Land Diving - Pentecost Style

Each year during the harvest period (generally May), the men and boys of Pentecost Island gather to perform the land-diving ceremony. After climbing to various levels of a 21-meter/70-foot tower, they then dive headfirst from it. Liana vines tied around their ankles stop the fall just short of the ground.
Certain procedures are followed in building the tower. It is constructed on a hillside around a large tree. All brush is cleared in front of the tower and the ground is dug up to soften it. (Throughout the jumping ceremony, villagers rake the ground.)

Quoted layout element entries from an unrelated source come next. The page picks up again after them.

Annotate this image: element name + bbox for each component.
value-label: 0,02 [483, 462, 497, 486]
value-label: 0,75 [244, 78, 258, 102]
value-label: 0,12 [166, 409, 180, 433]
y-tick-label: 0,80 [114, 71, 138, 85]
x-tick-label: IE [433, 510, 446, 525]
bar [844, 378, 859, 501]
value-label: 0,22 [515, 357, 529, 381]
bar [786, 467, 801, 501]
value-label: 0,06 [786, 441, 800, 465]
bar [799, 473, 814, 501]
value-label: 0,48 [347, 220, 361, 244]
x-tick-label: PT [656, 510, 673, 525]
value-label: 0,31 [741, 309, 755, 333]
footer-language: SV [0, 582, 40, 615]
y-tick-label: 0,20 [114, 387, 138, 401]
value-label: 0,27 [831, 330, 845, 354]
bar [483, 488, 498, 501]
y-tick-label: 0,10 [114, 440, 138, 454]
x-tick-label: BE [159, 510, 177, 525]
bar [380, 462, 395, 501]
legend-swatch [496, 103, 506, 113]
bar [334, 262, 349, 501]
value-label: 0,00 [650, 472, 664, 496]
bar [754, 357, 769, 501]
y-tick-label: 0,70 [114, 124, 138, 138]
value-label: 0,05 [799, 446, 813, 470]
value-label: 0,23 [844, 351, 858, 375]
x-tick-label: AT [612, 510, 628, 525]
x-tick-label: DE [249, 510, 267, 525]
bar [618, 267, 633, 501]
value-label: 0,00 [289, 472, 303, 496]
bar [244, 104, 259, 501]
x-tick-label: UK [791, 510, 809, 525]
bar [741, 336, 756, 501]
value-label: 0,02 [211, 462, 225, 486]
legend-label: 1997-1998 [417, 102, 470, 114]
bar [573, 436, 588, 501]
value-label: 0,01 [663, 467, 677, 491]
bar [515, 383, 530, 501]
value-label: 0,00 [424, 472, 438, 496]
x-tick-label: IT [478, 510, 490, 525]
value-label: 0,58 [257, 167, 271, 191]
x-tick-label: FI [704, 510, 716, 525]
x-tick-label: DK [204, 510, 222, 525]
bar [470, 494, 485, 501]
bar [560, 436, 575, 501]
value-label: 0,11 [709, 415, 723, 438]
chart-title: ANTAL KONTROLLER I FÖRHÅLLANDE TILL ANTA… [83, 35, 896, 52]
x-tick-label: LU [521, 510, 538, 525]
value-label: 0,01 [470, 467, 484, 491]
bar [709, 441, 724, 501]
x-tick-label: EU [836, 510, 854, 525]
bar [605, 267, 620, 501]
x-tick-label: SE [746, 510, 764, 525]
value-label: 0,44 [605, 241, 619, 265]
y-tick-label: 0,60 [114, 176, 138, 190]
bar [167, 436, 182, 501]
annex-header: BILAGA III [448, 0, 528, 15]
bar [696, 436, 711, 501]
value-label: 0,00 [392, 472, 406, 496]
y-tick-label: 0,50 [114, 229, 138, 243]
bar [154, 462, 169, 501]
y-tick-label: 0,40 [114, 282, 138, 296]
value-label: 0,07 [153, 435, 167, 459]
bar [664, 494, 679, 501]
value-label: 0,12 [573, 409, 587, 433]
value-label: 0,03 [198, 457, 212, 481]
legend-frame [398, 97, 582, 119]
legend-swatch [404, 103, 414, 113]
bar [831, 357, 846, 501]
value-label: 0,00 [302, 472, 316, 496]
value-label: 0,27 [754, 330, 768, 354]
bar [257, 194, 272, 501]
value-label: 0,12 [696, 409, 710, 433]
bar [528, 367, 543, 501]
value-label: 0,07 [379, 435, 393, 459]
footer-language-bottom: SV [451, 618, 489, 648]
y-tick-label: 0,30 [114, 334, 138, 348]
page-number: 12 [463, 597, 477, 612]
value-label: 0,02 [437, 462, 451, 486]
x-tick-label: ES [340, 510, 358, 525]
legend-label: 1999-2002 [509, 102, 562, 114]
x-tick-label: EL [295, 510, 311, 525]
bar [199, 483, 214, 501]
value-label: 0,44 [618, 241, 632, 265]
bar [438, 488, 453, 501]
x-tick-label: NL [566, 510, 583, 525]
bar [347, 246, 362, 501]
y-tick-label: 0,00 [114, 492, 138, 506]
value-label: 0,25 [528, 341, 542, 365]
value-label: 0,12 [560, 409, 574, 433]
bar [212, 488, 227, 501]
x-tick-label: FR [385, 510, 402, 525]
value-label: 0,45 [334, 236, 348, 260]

Each diver builds his own diving platform at the desired height and location. He carefully selects the vines for his legs, calculating the length so his head just brushes the ground at the end of his jump.

After the vines are secured around his ankles, the diver climbs the tower. With the vines fastened to his platform, he falls. The vines extend fully just before he reaches the ground. The platform he has constructed breaks with the pull of the vines tied to it, minimizing the vines' recoil on his legs.

According to legend, land diving originated when a woman trying to escape her husband climbed a Banyan tree. He followed her and when he had nearly caught up with her, she jumped from the tree. He followed, not realizing that she had tied the lianas from the tree around her ankles before jumping. She survived her fall, but he perished. Today, only the men have the right to land dive.